Had they campaigned for the Yes case, I believe that rather than the winning margin being 55:45, it would have been closer to 60:40.PC

David Flint

MAIN PHOTOGRAPH:  Anthony Albanese (L) & Alan Joyce. (courtesy Sky News)
RE-PUBLISHED: This article was originally published by The Spectator Australia on September 16, 2023. Re-used with permission.

6 thoughts on “Joyce the repugnant face of corporate politics

  1. We need a psychiatrist….in the sense that, with the now-exposed monumental poor governance, low prosperity and miserable living conditions in the Workers’ Paradises of the Communist satellites, North Korea, Cuba, etc., etc….how could any reasonable intellect still propose a Marxist model for governing a country?? Is that person ticked off by not succeeding in this basically free-enterprise country? Did he/she not get all the Easter showbags they desired as a kiddie and are now espousing the chimera of Marxist bounty? Has this person not visited one of the countries listed above? The worst of cowboy Capitalism is massively more acceptable than the best that Communism has to offer. (eg., Cuba). Better that Capitalism and the Rule of Law go hand-in-hand to iron out the “cowboy” element that capitalism sometimes descends to. After the trials of the 20th Century of just about every form of government, from the Direct Democracy of Switzerland to the loathesome oppression of North Korea, surely any reasonably sound mind must see that a Liberal democracy beats all other contenders hollow. Start from that point and reason back as to why Australia, Singapore, Canada, Europe are so much more prosperous than all the other forms of dictatorship and Government-Domineering regimes.

  2. The gap – in 2023 8 in every 10 Australians who identify as Indigenous (2021 census 810,000) are not disadvantaged.

    This compares to all Australians and 1 in every 6 living on or below the poverty line.

    Indigenous Affairs is the primary responsibility of State Governments carried forward from when they were British Colonial Governments until 1901.

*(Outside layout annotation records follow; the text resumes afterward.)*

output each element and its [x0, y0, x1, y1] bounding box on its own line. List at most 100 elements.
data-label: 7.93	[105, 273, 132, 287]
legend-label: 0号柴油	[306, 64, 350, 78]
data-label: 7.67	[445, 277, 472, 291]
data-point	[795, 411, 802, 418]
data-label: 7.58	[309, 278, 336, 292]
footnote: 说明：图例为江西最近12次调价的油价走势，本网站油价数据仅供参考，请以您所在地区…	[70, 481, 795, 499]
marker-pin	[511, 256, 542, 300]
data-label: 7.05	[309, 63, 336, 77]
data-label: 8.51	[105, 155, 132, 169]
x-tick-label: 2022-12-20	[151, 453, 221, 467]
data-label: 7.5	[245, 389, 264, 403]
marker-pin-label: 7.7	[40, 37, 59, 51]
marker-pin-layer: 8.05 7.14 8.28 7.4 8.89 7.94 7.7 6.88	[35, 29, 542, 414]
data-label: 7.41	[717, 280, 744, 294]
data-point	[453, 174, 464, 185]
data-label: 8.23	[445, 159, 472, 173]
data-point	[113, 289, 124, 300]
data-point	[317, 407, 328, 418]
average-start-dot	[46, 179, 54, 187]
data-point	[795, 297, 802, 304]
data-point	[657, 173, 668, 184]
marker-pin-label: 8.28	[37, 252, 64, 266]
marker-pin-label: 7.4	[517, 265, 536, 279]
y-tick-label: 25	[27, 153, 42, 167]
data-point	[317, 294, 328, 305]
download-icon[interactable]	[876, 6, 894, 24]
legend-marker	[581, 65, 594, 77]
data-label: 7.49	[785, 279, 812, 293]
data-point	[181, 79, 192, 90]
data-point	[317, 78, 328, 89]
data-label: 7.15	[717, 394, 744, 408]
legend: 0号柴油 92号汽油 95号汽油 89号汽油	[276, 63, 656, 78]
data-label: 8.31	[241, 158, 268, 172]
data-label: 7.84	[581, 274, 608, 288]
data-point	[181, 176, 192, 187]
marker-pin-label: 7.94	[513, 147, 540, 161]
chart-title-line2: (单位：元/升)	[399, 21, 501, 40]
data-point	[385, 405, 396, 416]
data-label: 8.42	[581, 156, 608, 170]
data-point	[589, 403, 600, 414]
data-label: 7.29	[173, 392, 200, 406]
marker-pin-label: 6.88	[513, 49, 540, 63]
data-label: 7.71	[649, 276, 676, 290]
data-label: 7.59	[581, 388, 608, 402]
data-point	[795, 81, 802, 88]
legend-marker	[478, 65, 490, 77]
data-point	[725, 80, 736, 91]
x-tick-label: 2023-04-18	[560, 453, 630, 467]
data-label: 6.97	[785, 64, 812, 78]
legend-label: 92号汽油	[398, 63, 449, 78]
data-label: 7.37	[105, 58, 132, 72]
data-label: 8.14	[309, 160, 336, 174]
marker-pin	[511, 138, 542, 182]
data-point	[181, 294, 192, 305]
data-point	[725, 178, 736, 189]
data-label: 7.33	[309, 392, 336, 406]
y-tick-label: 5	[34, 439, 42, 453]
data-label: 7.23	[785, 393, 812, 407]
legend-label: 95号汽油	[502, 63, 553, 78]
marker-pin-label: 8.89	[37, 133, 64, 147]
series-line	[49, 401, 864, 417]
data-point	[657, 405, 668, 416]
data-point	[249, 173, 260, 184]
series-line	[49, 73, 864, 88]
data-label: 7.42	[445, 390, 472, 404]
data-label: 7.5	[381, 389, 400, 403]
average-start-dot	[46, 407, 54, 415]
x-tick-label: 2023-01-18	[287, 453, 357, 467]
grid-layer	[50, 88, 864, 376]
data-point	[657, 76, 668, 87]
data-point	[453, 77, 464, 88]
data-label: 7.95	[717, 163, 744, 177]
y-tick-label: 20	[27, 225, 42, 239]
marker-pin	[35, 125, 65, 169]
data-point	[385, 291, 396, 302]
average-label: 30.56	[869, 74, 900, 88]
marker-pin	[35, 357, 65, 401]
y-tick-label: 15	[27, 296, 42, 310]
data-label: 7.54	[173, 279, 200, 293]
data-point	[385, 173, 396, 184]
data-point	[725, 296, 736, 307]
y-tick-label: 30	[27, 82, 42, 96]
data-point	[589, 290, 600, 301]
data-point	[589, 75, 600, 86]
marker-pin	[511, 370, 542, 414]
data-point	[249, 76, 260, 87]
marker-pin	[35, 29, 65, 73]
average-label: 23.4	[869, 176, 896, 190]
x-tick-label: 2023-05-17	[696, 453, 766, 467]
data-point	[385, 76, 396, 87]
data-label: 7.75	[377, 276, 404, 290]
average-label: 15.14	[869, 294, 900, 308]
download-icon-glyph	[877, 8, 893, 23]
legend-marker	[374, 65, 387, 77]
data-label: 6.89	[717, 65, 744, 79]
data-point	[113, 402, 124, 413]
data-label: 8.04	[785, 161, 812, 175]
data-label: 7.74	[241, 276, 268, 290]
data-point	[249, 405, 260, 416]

    Voice+Treaty+Truth is all about far left politics than closing the gap, however direct action within the communities where disadvantage is experienced would be far better and more cost effective.

  3. Quote: “This is not the far Left of the old communist Parties. It is the new Marxism, the new communism, which dominates so much of Western intellectual thought.

    The proponents would be outraged to be described as “new communists”. (Never say “neo-Marxists”; few will understand.) But that is exactly what they are.”

    Example being Professor Marcia Langton who has decided that Australians who refuse to support the Voice+Treaty+Truth Uluru Statement objectives are racists and stupid. Like Anthony Albanese a follower of the late Russian Revolutionary Marxist Leon Trotsky. One of the people referred to in the u-tube video that has been widely viewed as the Communist Elders he thanked for their advice.